Here are 2 articles that make such a case. One is my own, the other is my attempt to put Trent Horn’s AWESOME video into a short blog format. Neither of these depend upon the religious view:

Abortion Kills a Living Human
Why is Abortion Wrong (Trent Horn)
 
What I would love to have is a big library of counter-arguments, sound bites, squelches, and put-downs to anything they could throw at me.
 
+1 that you won’t get anywhere with a religious argument with a person who is areligious. To make the case against abortion, then, you put their own values at the forefront (equality and science, for example).

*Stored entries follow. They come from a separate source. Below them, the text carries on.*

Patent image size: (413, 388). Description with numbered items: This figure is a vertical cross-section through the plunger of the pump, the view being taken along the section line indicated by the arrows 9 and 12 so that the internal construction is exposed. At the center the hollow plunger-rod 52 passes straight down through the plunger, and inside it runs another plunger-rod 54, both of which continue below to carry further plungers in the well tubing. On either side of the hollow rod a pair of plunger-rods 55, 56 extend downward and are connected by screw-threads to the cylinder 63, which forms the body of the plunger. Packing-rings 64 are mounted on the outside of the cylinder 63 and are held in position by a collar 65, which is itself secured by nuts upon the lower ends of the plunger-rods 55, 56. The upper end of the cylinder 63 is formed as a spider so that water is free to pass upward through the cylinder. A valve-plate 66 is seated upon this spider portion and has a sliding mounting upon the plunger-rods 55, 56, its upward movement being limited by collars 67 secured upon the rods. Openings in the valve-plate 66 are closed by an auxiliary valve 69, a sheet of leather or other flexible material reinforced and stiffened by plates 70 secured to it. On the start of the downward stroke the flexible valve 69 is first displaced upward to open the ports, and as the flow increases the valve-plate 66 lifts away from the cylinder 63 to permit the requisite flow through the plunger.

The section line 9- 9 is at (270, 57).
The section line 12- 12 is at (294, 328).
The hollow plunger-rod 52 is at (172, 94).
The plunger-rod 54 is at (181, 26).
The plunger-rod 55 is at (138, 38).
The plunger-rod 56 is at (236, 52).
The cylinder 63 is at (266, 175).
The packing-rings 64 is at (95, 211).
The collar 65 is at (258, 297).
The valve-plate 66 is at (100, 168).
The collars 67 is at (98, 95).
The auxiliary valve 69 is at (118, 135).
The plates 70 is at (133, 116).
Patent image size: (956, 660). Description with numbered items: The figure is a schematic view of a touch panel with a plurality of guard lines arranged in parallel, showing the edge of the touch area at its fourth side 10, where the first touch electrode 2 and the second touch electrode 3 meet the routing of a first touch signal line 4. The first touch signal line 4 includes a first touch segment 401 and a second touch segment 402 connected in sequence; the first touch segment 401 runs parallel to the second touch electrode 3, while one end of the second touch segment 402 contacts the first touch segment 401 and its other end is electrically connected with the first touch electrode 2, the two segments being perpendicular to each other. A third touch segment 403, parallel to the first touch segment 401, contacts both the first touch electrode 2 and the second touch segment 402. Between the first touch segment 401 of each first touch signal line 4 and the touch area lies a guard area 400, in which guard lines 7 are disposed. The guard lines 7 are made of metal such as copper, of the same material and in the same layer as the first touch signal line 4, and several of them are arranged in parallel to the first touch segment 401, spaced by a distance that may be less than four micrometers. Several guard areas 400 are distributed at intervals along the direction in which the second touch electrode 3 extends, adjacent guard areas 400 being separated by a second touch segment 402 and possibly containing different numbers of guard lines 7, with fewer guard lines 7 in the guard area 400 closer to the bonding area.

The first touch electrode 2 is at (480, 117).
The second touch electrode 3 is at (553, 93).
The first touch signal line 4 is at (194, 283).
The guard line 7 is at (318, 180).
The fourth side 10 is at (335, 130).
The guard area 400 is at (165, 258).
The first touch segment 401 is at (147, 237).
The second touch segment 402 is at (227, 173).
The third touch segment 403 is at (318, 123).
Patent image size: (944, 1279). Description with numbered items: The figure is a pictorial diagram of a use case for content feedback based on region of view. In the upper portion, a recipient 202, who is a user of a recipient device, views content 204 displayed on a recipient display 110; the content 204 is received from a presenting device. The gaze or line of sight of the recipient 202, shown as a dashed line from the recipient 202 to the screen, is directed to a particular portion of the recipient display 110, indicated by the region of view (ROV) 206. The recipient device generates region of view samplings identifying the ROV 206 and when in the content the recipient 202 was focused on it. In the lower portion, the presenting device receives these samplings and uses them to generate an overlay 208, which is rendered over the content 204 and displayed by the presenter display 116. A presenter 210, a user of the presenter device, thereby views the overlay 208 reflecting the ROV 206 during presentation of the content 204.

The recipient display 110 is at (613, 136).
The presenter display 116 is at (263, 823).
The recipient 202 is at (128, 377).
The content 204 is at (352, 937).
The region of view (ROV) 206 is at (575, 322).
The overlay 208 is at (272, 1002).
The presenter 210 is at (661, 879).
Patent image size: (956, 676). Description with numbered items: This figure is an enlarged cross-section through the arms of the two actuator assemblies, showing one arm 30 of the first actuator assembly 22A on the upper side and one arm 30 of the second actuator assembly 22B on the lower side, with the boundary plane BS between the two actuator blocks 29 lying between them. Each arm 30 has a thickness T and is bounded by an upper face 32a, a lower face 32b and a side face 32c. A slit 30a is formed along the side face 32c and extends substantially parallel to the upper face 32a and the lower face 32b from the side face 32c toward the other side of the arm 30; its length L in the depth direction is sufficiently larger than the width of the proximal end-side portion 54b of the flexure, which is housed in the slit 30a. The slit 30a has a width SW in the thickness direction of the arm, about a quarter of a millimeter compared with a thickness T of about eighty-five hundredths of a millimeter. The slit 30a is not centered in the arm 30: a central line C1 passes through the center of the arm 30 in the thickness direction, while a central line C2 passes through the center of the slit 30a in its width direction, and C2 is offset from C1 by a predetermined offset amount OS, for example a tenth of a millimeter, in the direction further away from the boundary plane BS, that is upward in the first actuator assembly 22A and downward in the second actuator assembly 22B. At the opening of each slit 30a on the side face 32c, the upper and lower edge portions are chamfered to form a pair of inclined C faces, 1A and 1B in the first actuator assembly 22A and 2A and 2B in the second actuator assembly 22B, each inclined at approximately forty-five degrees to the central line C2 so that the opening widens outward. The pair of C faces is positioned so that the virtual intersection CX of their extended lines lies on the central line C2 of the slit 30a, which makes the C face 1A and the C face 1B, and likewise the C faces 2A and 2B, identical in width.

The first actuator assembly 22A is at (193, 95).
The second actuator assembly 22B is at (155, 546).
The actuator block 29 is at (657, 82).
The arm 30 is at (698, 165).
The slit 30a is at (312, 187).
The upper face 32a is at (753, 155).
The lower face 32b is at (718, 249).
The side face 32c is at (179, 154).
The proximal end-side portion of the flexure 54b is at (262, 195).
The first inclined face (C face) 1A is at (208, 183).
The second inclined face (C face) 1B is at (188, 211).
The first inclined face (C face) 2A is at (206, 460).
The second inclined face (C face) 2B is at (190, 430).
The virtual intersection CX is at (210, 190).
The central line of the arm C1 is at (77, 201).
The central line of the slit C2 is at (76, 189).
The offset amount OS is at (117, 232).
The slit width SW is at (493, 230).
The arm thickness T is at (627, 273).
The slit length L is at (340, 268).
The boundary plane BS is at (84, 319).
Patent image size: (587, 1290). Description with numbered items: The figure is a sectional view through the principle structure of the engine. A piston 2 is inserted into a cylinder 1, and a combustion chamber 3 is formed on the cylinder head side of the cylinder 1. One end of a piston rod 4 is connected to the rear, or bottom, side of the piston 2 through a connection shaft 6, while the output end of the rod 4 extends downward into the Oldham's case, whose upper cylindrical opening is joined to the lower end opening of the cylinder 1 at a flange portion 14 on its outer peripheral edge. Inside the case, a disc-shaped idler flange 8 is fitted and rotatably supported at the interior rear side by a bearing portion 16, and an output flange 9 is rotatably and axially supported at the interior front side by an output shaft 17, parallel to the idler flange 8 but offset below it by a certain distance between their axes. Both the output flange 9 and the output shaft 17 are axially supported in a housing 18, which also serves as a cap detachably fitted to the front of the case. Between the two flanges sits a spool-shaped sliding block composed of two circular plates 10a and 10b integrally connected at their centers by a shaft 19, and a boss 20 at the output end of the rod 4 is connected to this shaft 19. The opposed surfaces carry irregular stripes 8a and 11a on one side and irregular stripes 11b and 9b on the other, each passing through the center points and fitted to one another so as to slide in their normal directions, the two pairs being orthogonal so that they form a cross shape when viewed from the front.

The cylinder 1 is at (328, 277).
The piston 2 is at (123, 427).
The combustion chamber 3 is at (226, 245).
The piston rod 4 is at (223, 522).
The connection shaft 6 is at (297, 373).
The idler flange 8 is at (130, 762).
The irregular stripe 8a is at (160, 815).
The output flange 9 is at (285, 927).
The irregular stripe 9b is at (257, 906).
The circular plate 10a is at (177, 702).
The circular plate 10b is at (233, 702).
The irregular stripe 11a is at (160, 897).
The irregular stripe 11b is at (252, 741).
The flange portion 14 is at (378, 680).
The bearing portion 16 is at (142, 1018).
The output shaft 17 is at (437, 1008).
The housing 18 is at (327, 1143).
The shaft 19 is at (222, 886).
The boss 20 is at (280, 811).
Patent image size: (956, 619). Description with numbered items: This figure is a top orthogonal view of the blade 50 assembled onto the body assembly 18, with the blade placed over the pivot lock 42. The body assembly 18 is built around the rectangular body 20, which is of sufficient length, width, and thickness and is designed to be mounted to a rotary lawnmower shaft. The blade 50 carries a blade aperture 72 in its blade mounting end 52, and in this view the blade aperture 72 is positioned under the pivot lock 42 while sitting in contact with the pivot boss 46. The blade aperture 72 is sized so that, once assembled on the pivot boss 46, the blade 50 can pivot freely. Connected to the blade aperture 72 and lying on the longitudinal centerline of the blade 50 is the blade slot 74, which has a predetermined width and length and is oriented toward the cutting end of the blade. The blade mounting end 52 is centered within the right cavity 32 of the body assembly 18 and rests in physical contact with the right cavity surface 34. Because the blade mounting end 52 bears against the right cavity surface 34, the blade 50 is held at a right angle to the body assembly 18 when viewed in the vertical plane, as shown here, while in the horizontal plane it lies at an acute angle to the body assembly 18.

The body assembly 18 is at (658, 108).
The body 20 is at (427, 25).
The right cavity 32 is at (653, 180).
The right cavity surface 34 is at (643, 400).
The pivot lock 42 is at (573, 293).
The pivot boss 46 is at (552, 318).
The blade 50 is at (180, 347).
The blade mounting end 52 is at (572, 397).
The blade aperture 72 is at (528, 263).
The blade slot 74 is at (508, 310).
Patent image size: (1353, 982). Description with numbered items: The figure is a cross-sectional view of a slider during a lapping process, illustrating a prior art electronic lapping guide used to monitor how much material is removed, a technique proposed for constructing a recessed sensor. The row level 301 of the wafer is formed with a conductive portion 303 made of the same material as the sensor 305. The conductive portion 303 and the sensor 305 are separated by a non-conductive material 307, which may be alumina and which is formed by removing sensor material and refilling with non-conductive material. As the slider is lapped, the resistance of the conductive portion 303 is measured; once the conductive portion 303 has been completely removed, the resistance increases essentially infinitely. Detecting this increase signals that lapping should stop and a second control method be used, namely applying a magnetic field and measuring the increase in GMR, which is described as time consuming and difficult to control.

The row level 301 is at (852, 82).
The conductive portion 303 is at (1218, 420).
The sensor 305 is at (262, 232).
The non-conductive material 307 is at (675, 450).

Here are 2 articles that make such a case. One is my own, the other is my attempt to put Trent Horn’s AWESOME video into a short blog format. Neither of these depend upon the religious view:

Abortion Kills a Living Human
Why is Abortion Wrong (Trent Horn)
Thanks, but neither provides a counterpoint to the statement “[it is a human] when it can survive outside the womb.” The notion that it is a human from the very moment of conception is something they seem to want to conveniently ignore because it does not suit their agenda. Trying to convince them is difficult whether one uses religious or secular arguments.
 
Thanks, but neither provides a counterpoint to the statement “[it is a human] when it can survive outside the womb.” The notion that it is a human from the very moment of conception is something they seem to want to conveniently ignore because it does not suit their agenda. Trying to convince them is difficult whether one uses religious or secular arguments.
You counter that by asking “why must one be able to live outside the womb in order to be human?”. Science will not help them there, because it’s not a scientific claim. (It’s actually circular reasoning.)
You point out the scientific fact that : the baby in the womb requires nourishment, hydration, and a safe place to develop…nothing more. What does every human being in the entire world need to survive? (Nourishment, hydration, and safety.)